I'd take my carb counts for unsweetened organic soymilk from the counts a manufacturer like WestSoy lists for its own unsweetened organic soymilk--not a perfect system, but easier than wrapping oneself around the axle trying to do a conversion without lab analysis handy. I don't have a box in front of me, but if I recall, 8 oz. of unsweetened organic soymilk comes in at something like 1g ECC (effective carbs) per cup, I'd guess that's close enough.
I'm assuming you make your soymilk from white soybeans, though...the black soybeans don't make a really good milk in my experience, and when I want dark milk I'll add cocoa.
When I made homemade soymilk light years ago, I used to just reduce some of the milk to make 'cream.' And yes, you can make yogurt from either the milk, the 'cream' or a combination of both.
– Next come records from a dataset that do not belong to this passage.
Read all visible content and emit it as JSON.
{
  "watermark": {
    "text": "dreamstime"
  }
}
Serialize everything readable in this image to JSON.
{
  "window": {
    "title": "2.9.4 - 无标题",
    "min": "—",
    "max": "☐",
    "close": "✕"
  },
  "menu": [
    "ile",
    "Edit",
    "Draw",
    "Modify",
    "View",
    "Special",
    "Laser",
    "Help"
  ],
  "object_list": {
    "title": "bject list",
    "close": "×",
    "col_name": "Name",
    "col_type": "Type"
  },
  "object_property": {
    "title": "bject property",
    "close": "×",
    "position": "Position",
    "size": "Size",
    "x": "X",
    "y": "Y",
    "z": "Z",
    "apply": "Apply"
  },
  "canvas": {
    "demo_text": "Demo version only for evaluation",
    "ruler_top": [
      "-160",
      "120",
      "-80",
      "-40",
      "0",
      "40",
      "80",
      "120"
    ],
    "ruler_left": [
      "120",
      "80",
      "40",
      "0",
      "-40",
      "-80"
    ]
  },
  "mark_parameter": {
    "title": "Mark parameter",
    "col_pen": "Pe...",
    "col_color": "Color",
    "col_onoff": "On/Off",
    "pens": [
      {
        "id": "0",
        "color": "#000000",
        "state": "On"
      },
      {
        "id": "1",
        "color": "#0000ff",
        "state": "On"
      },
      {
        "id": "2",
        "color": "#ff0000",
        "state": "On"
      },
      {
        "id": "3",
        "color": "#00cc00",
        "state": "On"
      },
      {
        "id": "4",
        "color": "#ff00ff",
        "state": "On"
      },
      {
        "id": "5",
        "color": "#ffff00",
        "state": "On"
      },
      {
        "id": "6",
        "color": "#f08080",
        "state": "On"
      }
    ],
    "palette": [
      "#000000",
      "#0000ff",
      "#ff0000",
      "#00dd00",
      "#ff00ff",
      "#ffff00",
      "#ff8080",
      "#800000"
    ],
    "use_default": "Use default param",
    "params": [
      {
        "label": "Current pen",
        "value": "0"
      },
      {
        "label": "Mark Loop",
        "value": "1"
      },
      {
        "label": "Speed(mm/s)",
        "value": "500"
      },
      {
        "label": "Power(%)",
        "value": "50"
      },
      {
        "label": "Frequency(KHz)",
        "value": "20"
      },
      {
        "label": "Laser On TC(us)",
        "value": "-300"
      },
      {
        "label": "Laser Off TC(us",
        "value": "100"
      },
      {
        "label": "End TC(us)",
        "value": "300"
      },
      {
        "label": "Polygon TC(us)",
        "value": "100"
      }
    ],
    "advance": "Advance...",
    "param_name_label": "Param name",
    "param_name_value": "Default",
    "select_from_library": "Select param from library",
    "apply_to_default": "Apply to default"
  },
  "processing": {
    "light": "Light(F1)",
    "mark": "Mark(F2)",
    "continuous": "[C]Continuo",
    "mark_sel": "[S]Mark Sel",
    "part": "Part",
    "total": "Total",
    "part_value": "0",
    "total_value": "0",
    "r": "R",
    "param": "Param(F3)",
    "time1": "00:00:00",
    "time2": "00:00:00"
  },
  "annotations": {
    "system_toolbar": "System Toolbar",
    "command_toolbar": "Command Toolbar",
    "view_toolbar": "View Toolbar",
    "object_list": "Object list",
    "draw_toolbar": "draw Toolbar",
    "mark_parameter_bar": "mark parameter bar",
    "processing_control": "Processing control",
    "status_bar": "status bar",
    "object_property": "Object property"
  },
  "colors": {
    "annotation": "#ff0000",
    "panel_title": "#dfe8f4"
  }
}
As for the discrepancies between various sources for the carb counts of soybeans and the information listed by Eden on their canned organic black soybeans, Eden acknowledged awhile ago that the 1/2 cup portion listed on the label also included the canning liquid. Drained, the cooked beans run closer to 3 or 4g ECC for a half-cup, but that's still pretty reasonable.
Whether soymilk is healthier than heavy cream, half and half or dairy in general remains to be seen. Yes, heavy cream and half and half both contain significant amounts of fat, but you NEED fat to spur your system into gluconeogensis, which is the heart of why low carb eating is successful. Bottom line, a lot of veggie protein sources outside of dairy and eggs are pretty low fat, so you do need to keep a careful eye on the fats you're getting, ensuring that there is enough. You are teaching your body to learn to use different macronutrients (protein and fats) as its first preferred macronutrients in digestion, and depriving it of carbohydrates to teach that. If you only deprive your body of carbs without increasing the amounts of protein and fats it needs for ongoing metabolism, you'll only be doing half the job and will hit a wall relatively quickly.
Yes, you are carrying some extra fat you want your body to start using for fuel, but during this teaching phase when you're telling it, 'hey, pick fats and proteins first,' you have to be sure to GIVE it fats and proteins that are easy to get into the metabolic process. Once your body learns to look to protein and fats first, it'll take care of working on your body's fat reserves without skipping a beat.
As for frugality...you don't have to eat eggs or dairy in their natural forms to get the benefits of eating them. You don't have to eat fake meats (I only eat them when I'm testing a recipe, to be honest.) You can make things like seitan at home for less than a quarter of the cost of one package of pre-made seitan (one small box of vital wheat gluten makes a LOT of seitan!)
I spend my mad grocery money on nuts and seeds, myself (and good coffee, but that's another post.
) Things like nut muffins which use kefir along with ground nut flours and nut butters to create a protein and fat dense snack or meal, pancakes/crepes which use lots of eggs in the batter but don't taste like eggs when you're eating them, Karen Barnaby's cheese 'noodles,' tofu shred (noodles) from the Asian grocery store, etc. can get lots of relatively low cost proteins and good fats into your diet without making you feel like you're eating eggs and cheese all the time.
And another way of looking at frugality is: if you continued to eat in the way that got you to your current weight, how much money would you be spending on health-care related issues (if not now, soon enough?) This is money you will be SAVING with healthier low carb eating habits. That, IMO, is being truly frugal--preventing unnecessary health care expenses with healthier eating.